In ‘short axis’ (an echocardiography description of a cross-section), all three cusps are visible. This makes the ‘Mercedes Benz’ sign, seen in the above pathological image (Fig 5 and associated videos with normal and abnormal examples).

Normal PSAX (Mercedes Benz sign) video

Normal PSAX (Mercedes Benz sign) video, with colour

From top, going clockwise, these are the right-, left- and non-coronary cusps (the latter so called because there is no associated coronary artery).

Aortic stenosis video

Aortic stenosis PSAX video, with colour

The view seen in the video is a ‘parasternal long axis view’. This is demonstrated in Fig 6, where the aortic valve is labelled.

aortic valve images
Fig 6. Schematic representation of the echocardiographic parasternal long axis view. The aortic valve is highlighted.


Coronary angiogram
Result:

Invasive coronary angiography demonstrated normal coronary arteries (see video).

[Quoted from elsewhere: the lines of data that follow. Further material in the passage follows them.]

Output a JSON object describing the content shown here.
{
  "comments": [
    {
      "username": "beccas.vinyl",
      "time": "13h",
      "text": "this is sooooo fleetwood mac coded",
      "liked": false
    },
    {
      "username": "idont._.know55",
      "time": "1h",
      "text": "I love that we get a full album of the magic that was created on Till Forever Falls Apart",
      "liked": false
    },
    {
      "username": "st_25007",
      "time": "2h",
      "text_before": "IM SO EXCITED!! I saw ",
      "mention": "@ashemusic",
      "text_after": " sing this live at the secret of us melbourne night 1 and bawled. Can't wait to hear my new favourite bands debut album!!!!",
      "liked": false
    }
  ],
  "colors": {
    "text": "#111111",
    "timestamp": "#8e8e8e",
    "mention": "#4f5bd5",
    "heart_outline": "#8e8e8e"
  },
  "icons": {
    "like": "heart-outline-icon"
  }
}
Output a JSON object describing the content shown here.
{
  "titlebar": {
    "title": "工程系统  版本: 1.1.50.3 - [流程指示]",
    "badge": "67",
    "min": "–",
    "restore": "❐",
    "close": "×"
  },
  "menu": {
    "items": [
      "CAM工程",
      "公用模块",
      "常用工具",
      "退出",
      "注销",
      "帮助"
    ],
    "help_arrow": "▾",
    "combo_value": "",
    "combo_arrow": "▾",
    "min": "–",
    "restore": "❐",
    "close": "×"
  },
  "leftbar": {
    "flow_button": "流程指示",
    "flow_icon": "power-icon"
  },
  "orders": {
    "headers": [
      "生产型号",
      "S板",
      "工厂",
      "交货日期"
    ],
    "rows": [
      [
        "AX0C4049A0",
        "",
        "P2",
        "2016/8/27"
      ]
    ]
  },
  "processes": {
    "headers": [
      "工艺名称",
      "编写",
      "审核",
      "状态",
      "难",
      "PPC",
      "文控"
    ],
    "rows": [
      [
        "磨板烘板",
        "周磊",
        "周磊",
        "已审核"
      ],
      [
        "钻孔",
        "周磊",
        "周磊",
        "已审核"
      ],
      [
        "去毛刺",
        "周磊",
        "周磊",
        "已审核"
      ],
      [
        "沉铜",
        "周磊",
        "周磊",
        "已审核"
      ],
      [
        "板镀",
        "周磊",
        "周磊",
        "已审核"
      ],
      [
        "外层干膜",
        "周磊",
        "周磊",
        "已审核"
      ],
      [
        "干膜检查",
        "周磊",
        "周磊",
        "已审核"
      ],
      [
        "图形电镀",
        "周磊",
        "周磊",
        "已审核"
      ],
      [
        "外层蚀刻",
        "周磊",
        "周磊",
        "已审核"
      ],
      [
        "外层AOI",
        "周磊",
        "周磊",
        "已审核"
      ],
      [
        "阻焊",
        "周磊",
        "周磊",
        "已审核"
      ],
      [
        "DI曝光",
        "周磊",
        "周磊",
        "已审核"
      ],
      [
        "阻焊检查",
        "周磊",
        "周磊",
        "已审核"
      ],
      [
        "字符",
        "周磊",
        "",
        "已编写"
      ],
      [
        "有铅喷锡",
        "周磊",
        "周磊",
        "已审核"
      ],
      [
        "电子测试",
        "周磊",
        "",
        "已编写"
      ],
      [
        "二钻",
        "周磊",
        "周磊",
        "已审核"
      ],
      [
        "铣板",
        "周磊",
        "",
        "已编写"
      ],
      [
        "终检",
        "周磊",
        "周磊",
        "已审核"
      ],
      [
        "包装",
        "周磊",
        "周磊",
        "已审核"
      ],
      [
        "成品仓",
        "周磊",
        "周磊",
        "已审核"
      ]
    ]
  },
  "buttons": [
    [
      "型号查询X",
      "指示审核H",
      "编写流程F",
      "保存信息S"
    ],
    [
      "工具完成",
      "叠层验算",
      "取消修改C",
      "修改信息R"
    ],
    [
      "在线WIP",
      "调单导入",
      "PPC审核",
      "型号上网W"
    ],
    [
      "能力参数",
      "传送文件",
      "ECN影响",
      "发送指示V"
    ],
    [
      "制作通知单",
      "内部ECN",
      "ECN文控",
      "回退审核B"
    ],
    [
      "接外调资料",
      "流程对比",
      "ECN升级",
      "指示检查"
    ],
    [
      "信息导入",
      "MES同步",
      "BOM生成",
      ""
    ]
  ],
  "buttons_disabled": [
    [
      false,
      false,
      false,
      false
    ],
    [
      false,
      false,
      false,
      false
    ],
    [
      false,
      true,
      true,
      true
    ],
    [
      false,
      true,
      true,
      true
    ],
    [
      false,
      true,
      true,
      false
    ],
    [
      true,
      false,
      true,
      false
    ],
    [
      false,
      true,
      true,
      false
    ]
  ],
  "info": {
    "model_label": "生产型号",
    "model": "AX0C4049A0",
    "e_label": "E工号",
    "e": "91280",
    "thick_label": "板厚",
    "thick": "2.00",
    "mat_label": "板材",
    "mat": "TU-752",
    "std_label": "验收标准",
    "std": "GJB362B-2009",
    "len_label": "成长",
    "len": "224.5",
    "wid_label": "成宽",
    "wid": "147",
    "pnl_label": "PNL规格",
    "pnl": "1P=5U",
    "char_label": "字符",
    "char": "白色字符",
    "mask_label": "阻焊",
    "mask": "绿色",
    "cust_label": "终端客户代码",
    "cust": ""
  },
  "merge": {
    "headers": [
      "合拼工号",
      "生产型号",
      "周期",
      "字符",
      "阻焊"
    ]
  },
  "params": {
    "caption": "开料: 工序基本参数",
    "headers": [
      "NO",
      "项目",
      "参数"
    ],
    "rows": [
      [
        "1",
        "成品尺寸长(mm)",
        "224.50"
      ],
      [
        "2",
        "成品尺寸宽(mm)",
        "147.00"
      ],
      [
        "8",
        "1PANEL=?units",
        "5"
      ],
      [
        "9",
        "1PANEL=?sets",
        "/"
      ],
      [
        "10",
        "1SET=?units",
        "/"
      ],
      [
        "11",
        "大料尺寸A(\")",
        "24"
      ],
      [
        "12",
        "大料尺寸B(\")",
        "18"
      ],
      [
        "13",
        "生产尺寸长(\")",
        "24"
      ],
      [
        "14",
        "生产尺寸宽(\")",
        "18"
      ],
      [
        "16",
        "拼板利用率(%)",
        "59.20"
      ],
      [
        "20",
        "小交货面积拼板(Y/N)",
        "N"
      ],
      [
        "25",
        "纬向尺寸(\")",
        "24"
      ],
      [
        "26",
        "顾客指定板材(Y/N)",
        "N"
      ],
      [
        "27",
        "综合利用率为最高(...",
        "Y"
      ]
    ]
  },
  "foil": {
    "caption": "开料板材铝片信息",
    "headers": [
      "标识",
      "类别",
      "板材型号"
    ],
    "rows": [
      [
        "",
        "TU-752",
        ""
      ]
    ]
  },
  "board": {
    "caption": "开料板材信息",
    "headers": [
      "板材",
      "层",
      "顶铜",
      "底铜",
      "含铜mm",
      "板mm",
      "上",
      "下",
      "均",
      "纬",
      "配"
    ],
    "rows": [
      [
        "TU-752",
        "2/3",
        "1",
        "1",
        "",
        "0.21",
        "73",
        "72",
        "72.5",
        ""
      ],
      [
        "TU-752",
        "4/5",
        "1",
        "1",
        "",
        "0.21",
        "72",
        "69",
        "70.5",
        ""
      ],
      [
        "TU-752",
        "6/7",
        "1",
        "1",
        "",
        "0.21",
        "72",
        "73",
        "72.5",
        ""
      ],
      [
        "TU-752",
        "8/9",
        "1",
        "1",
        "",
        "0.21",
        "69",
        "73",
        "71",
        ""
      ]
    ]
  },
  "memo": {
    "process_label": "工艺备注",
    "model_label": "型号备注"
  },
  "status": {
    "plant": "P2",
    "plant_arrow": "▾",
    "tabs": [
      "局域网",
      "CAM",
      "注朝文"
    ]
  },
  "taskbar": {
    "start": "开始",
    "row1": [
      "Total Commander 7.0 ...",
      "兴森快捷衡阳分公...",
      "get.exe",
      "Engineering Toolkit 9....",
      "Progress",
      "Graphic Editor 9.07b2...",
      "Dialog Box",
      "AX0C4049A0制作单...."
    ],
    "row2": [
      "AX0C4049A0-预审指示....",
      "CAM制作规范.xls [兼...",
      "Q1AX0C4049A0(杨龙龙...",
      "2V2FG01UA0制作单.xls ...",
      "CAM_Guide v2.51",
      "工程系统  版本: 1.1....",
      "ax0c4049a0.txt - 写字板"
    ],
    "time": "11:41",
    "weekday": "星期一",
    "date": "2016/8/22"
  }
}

Left Anterior Descending ( LAD )

Right Coronary Artery ( RCA )

Explanation

In a patient with breathlessness and chest tightness, it is important to exclude ischaemic heart disease as a cause. While the examination and investigations to date point to a diagnosis of aortic stenosis, it is nonetheless important to exclude coronary artery disease.

Furthermore, aortic valve surgery may be a treatment option in this patient and it is therefore necessary to exclude concomitant coronary artery disease (that could be fixed simultaneously with coronary artery bypass grafting). While non-invasive assessment (CT coronary angiogram, for example) is an option, his age and risk factors make invasive angiography a more appropriate test.